Non si deve nemmeno ammettere che i blackout di molte ore, anche con diverse interruzioni del SEN, non siano un fenomeno degli ultimi tre mesi, ma risalgano a anni fa, quando nel paese arrivavano decine di migliaia di barili di petrolio al giorno; parte dei quali il governo rivendeva.

Díaz-Canel ha spiegato che la paralisi dei motori di generazione situati a Moa e nel Mariel, a causa dell'esaurimento del carburante disponibile, ha ridotto significativamente la capacità energetica del paese, aumentando il deficit di corrente durante le ore notturne. Secondo la sua versione, se il sistema disponesse del carburante necessario, si potrebbero aggiungere fino a 1.400 megawatt di generazione distribuita.

Il governante ha anche riconosciuto che il sistema ha subito episodi di collasso elettrico, incluso un “blackout” recente provocato, come spiegato, dall'uscita improvvisa di un'unità di generazione che ha generato oscillazioni nella rete nazionale. Ha aggiunto che il recupero del sistema è stato ostacolato dalla scarsità di carburante necessario per avviare le termoelettriche e sincronizzare altre fonti di generazione.

Senza il fornitore del Venezuela e del Messico, l'isola è diventata dipendente dal pesante petrolio nazionale, che deteriora sempre di più le caldaie delle obsolescenti centrali termoelettriche.

Nel suo intervento, il presidente ha riconosciuto l'impatto sociale della crisi energetica e ha segnalato che in alcune province si sono registrati circuiti con oltre 30 ore di blackout. Ha affermato che questa situazione influisce sul fornimento d'acqua, sulle comunicazioni, sui servizi medici, sul trasporto, sull'istruzione e sulla produzione.

Pero il responsabile di tutto ciò, come era prevedibile, è il Governo degli Stati Uniti, con il quale, per inciso, il dirigente cubano ha affermato che si stanno sostenendo conversazioni, dopo averle negate nelle ultime settimane, sia lui che altri funzionari e portavoce del regime. Queste, ha sostenuto, mirano a esplorare possibili soluzioni alle differenze bilaterali.

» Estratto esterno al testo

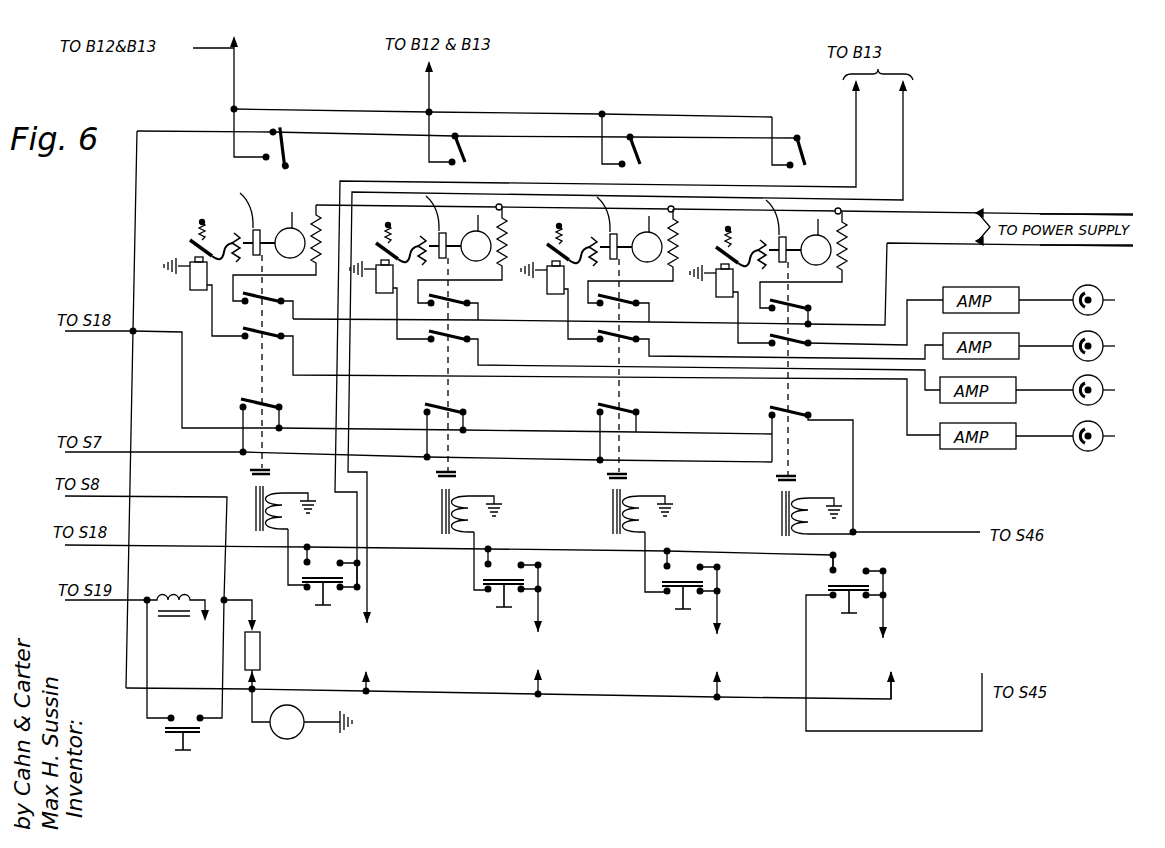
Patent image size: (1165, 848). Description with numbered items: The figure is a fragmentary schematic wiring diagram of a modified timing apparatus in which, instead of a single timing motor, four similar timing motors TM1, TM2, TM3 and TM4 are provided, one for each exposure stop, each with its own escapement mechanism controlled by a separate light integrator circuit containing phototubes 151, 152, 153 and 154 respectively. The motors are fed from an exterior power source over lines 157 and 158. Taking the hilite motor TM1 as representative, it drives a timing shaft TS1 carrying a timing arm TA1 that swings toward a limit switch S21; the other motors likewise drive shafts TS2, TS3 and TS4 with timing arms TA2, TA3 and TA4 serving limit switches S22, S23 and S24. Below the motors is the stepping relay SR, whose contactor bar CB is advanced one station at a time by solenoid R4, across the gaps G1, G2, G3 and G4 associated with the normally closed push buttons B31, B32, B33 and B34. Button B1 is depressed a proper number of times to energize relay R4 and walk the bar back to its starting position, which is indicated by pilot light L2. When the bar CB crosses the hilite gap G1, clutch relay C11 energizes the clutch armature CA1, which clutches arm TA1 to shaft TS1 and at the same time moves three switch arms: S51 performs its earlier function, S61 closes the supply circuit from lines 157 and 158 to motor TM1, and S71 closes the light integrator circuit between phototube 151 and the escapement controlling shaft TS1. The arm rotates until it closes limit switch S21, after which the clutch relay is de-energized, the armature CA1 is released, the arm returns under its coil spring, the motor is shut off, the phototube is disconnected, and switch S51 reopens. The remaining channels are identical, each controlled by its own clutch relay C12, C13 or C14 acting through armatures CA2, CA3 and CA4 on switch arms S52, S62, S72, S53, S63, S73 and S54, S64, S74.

The limit switch S21 is at (290, 149).
The switch S22 is at (463, 153).
The switch S23 is at (632, 155).
The switch S24 is at (801, 154).
The timing arm TA1 is at (245, 324).
The timing arm TA2 is at (430, 327).
The timing arm TA3 is at (601, 328).
The timing arm TA4 is at (770, 331).
The timing shaft TS1 is at (202, 244).
The timing shaft TS2 is at (388, 247).
The timing shaft TS3 is at (559, 248).
The timing shaft TS4 is at (728, 251).
The timing motor TM1 is at (296, 230).
The timing motor TM2 is at (482, 232).
The timing motor TM3 is at (653, 233).
The timing motor TM4 is at (822, 236).
The switch arm S61 is at (251, 300).
The switch arm S62 is at (465, 295).
The switch arm S63 is at (640, 298).
The switch arm S64 is at (807, 303).
The switch arm S71 is at (250, 336).
The switch arm S72 is at (440, 335).
The switch arm S73 is at (612, 335).
The switch arm S74 is at (804, 336).
The switch arm S51 is at (243, 398).
The switch S52 is at (426, 402).
The switch S53 is at (596, 404).
The switch arm S54 is at (770, 403).
The clutch armature CA1 is at (249, 473).
The clutch armature CA2 is at (436, 475).
The clutch armature CA3 is at (606, 477).
The clutch armature CA4 is at (776, 479).
The clutch relay C11 is at (284, 521).
The clutch relay C12 is at (476, 522).
The clutch relay C13 is at (647, 522).
The clutch relay C14 is at (800, 501).
The push button B31 is at (318, 600).
The push button B32 is at (500, 601).
The push button B33 is at (680, 599).
The push button B34 is at (850, 613).
The hilite gap G1 is at (378, 647).
The gap G2 is at (542, 646).
The gap G3 is at (708, 650).
The gap G4 is at (905, 659).
The solenoid R4 is at (182, 579).
The contactor bar CB is at (262, 655).
The button B1 is at (195, 738).
The pilot light L2 is at (288, 739).
The stepping relay SR is at (433, 700).
The power supply line 157 is at (1080, 213).
The power supply line 158 is at (1070, 247).
The phototube 151 is at (1110, 436).
The phototube 152 is at (1110, 390).
The phototube 153 is at (1110, 346).
The phototube 154 is at (1110, 300).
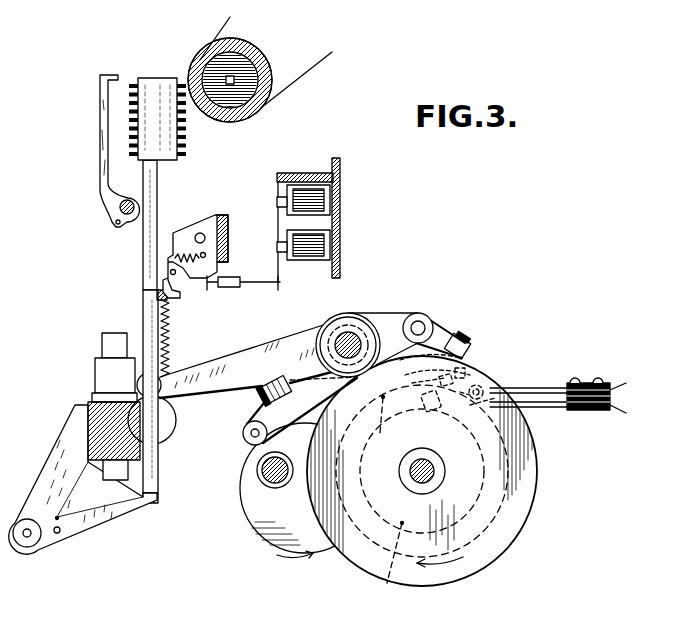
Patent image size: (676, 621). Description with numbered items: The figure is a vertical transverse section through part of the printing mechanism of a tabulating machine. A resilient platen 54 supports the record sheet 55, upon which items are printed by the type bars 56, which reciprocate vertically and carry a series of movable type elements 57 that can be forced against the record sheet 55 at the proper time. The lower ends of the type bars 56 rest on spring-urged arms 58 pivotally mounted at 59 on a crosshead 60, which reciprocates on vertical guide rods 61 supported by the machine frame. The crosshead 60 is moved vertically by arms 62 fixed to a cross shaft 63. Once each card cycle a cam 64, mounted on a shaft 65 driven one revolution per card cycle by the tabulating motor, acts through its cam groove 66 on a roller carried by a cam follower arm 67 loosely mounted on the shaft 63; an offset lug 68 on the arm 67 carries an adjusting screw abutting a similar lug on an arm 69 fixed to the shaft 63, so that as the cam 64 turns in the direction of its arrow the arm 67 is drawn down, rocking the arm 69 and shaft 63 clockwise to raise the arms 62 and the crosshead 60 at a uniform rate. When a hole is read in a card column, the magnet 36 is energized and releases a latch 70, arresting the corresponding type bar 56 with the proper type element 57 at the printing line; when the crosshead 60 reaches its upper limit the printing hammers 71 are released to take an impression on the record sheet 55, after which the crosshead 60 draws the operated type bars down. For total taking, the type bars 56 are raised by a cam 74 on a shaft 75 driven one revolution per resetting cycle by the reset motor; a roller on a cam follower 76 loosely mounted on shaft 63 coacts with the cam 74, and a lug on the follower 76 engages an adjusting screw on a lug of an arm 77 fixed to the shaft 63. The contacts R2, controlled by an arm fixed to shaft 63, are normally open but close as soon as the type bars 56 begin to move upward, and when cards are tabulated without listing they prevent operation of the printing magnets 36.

The printing magnet 36 is at (307, 193).
The resilient platen 54 is at (258, 63).
The record sheet 55 is at (230, 17).
The type bar 56 is at (153, 78).
The type element 57 is at (129, 107).
The spring-urged arm 58 is at (100, 520).
The pivot 59 is at (27, 537).
The crosshead 60 is at (110, 417).
The vertical guide rod 61 is at (112, 337).
The arm 62 is at (300, 335).
The cross shaft 63 is at (353, 343).
The cam 64 is at (477, 560).
The shaft 65 is at (437, 472).
The cam groove 66 is at (391, 565).
The cam follower arm 67 is at (473, 362).
The offset lug 68 is at (435, 401).
The arm 69 is at (388, 423).
The latch 70 is at (182, 292).
The printing hammer 71 is at (100, 147).
The cam 74 is at (262, 495).
The shaft 75 is at (262, 465).
The cam follower 76 is at (265, 415).
The arm 77 is at (300, 368).
The contacts R2 is at (522, 393).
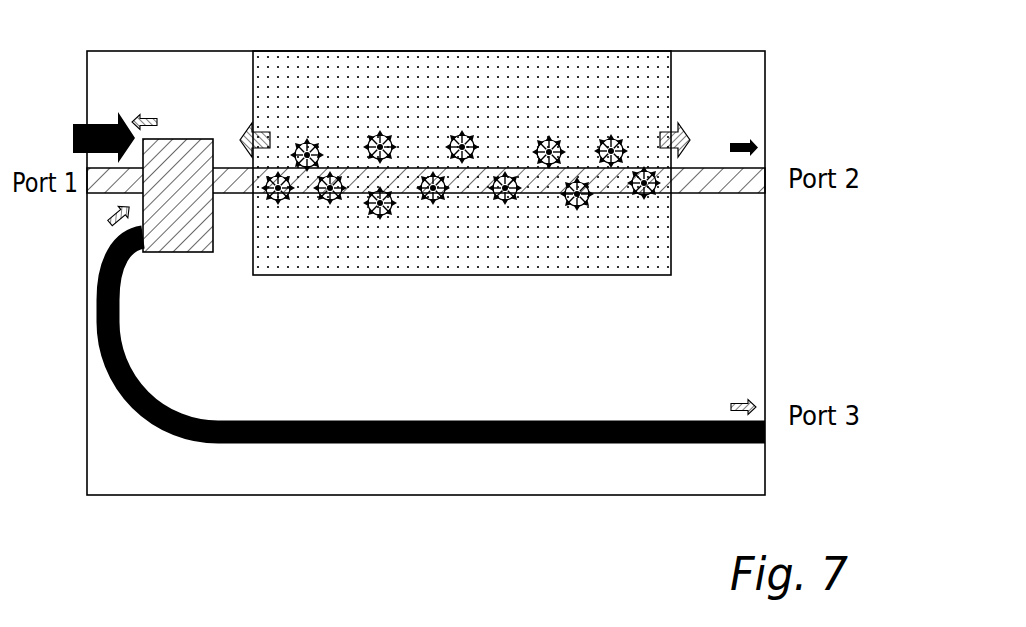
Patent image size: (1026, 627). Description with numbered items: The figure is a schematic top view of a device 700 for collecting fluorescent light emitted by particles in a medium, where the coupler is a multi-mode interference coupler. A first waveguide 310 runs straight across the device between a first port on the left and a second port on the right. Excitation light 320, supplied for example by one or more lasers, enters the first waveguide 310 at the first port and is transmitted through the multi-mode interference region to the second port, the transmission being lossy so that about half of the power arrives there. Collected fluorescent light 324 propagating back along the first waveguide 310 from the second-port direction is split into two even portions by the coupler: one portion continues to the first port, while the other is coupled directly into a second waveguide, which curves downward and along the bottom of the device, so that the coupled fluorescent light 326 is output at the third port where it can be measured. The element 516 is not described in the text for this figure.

The device 700 is at (822, 66).
The first waveguide 310 is at (723, 192).
The excitation light 320 is at (86, 123).
The collected fluorescent light 324 is at (250, 131).
The fluorescent light 326 is at (112, 224).
The flow control valve block 516 is at (182, 140).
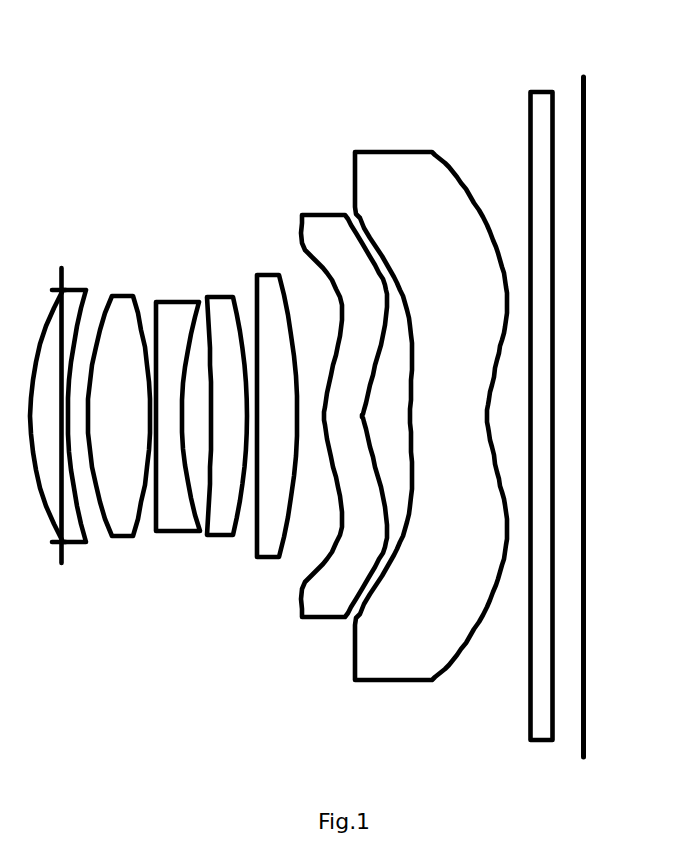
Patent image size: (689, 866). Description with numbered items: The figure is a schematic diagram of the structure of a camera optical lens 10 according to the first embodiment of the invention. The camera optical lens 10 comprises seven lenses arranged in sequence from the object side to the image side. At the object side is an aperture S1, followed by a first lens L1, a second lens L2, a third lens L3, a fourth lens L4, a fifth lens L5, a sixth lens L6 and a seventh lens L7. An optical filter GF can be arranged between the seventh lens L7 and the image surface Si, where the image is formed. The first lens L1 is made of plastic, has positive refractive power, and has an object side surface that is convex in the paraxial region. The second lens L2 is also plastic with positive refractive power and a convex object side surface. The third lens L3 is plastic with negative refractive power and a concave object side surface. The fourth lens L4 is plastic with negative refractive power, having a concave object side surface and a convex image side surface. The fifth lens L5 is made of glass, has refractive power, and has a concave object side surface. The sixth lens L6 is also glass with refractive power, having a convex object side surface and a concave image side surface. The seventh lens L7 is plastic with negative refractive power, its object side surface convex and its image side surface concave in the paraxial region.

The camera optical lens 10 is at (333, 48).
The aperture S1 is at (49, 414).
The first lens L1 is at (61, 403).
The second lens L2 is at (119, 401).
The third lens L3 is at (178, 403).
The fourth lens L4 is at (227, 401).
The fifth lens L5 is at (275, 402).
The sixth lens L6 is at (344, 402).
The seventh lens L7 is at (431, 401).
The optical filter GF is at (543, 402).
The image surface Si is at (583, 403).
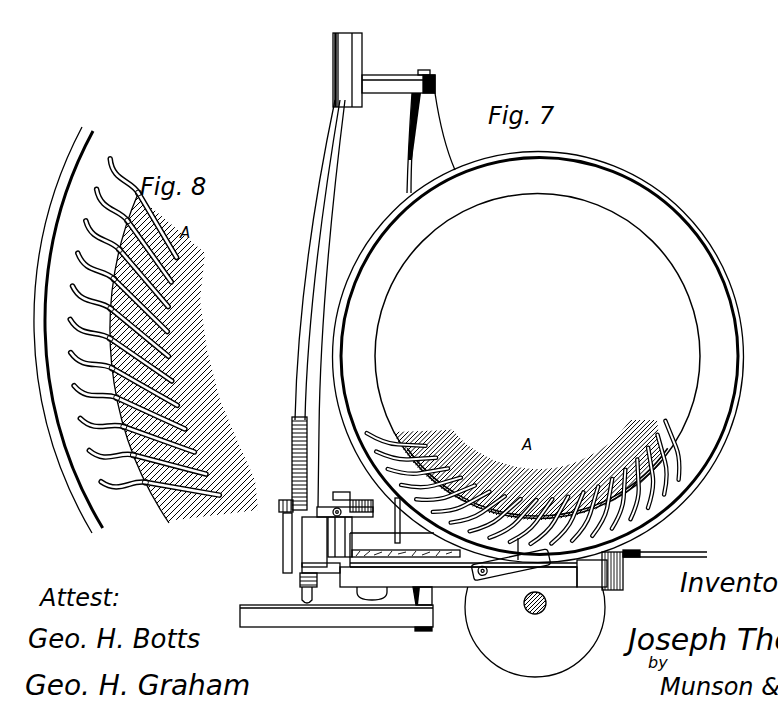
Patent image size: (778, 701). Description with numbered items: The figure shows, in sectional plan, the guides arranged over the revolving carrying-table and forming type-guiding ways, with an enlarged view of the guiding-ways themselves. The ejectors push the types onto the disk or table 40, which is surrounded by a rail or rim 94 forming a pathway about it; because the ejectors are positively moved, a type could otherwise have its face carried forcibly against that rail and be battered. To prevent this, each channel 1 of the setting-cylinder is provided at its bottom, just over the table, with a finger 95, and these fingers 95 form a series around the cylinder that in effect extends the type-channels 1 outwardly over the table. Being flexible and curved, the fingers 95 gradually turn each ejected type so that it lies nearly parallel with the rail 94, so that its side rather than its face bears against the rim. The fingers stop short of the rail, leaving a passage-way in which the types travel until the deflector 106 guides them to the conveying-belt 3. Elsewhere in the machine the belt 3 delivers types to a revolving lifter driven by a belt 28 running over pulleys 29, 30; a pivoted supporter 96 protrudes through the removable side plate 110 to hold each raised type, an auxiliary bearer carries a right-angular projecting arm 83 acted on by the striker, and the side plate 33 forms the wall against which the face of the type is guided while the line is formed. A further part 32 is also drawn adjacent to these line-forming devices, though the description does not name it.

In FIG. 7, the disk or table 40 is at (539, 356).
In FIG. 8, the disk or table 40 is at (107, 329).
In FIG. 7, the rail or rim 94 is at (740, 403).
In FIG. 8, the rail or rim 94 is at (62, 474).
In FIG. 7, the finger 95 is at (376, 435).
In FIG. 8, the finger 95 is at (112, 175).
In FIG. 7, the channels 1 is at (404, 473).
In FIG. 8, the channels 1 is at (112, 258).
In FIG. 7, the belt 28 is at (336, 507).
In FIG. 7, the pulley 29 is at (282, 511).
In FIG. 7, the pulley 30 is at (370, 511).
In FIG. 7, the plate 32 is at (329, 567).
In FIG. 7, the side plate 33 is at (285, 553).
In FIG. 7, the right-angular projecting arm 83 is at (313, 578).
In FIG. 7, the supporter 96 is at (304, 598).
In FIG. 7, the deflector 106 is at (511, 567).
In FIG. 7, the removable side plate 110 is at (309, 566).
In FIG. 7, the conveying-belt 3 is at (642, 570).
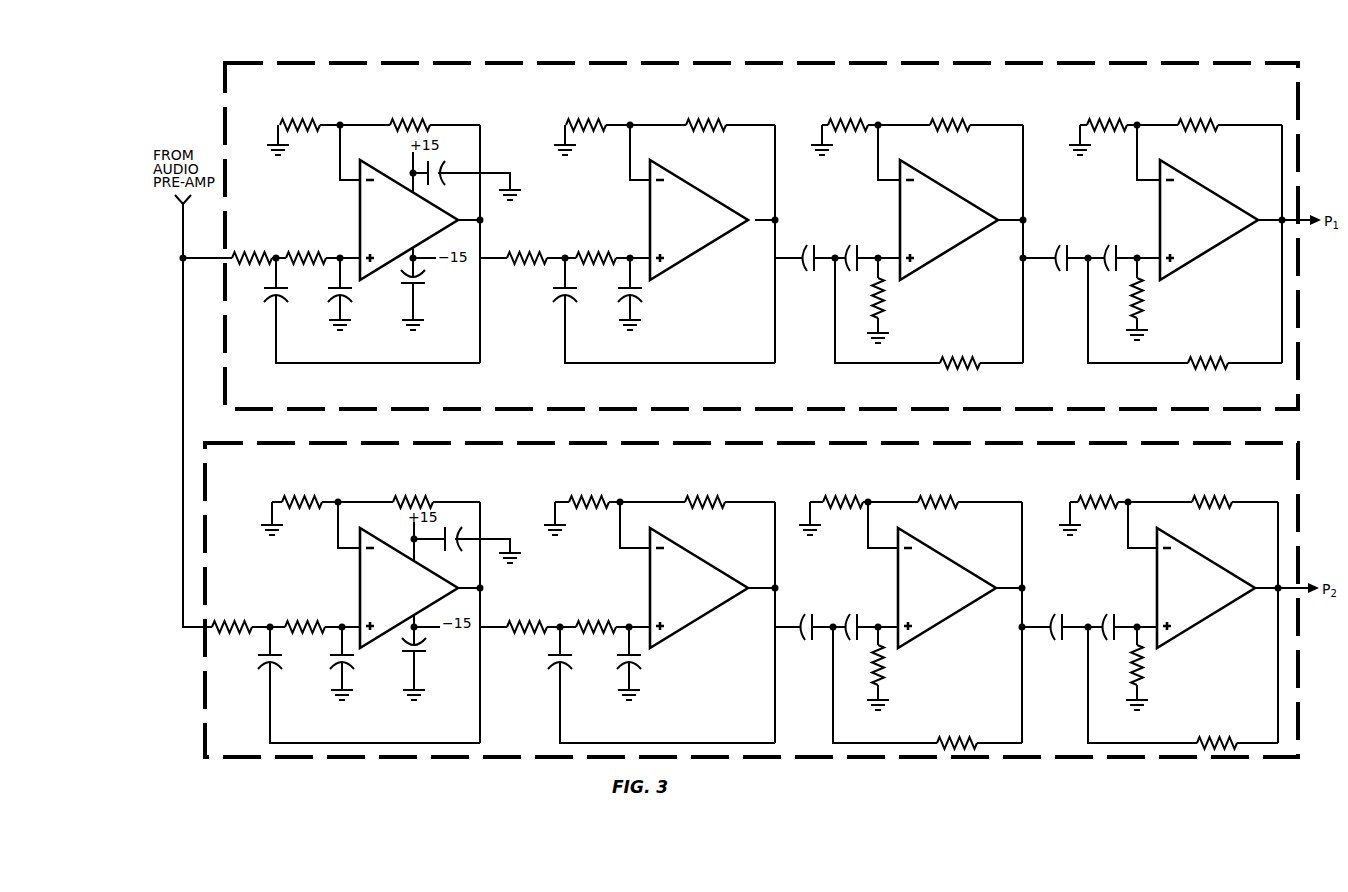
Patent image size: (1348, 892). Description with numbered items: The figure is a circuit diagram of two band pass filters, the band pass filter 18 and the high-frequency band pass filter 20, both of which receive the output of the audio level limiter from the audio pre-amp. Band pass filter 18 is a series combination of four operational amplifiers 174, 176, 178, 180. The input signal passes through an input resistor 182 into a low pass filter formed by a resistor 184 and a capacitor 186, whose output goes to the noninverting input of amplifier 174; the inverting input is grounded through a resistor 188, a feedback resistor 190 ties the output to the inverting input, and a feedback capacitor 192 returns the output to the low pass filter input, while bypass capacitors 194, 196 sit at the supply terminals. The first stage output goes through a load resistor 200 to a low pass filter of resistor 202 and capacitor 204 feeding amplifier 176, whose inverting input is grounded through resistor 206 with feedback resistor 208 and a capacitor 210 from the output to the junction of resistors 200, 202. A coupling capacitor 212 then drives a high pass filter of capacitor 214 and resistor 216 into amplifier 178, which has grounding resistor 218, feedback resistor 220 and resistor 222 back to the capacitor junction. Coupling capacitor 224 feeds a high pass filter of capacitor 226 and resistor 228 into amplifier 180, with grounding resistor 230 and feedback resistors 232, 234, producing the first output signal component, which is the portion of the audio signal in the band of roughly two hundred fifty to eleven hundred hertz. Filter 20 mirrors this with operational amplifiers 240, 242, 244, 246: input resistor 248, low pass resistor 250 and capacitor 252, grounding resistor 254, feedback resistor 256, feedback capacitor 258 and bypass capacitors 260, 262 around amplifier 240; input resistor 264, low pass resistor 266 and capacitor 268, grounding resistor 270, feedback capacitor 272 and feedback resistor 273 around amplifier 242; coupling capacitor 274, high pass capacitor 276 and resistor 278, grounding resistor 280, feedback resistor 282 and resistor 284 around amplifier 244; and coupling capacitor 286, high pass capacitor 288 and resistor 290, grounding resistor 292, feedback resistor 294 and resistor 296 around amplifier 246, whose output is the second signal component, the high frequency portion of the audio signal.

Visibilmente demacrado, il dirigente ha enfatizzato che questi contatti sono stati condotti dall'ex governante e leader storico del paese Raúl Castro e da lui; e in consultazione con le principali strutture del Partito Comunista, dello Stato e del Governo.

Enfocado dalle telecamere più volte, tra il pubblico si trovava il colonnello Raúl Guillermo Rodríguez Castro (El Cangrejo), nipote di Raúl Castro e capo della sua scorta, che è stato identificato in vari report di stampa come figura legata ai contatti Cuba-Stati Uniti, non si sa se come interlocutore reale o messaggero di suo nonno e dell'élite militare cubana.

Cosa ci faceva in quella riunione il nipote del Generale dell'Esercito se non fa parte delle strutture statali e di governo ivi rappresentate, né della stampa ufficiale, e non è nemmeno deputato al Parlamento cubano? È la domanda che molti si sono posti sui social. Si sta dando visibilità a una dinastia familiare nell'isola? Potrebbe essere colpa anche di Washington?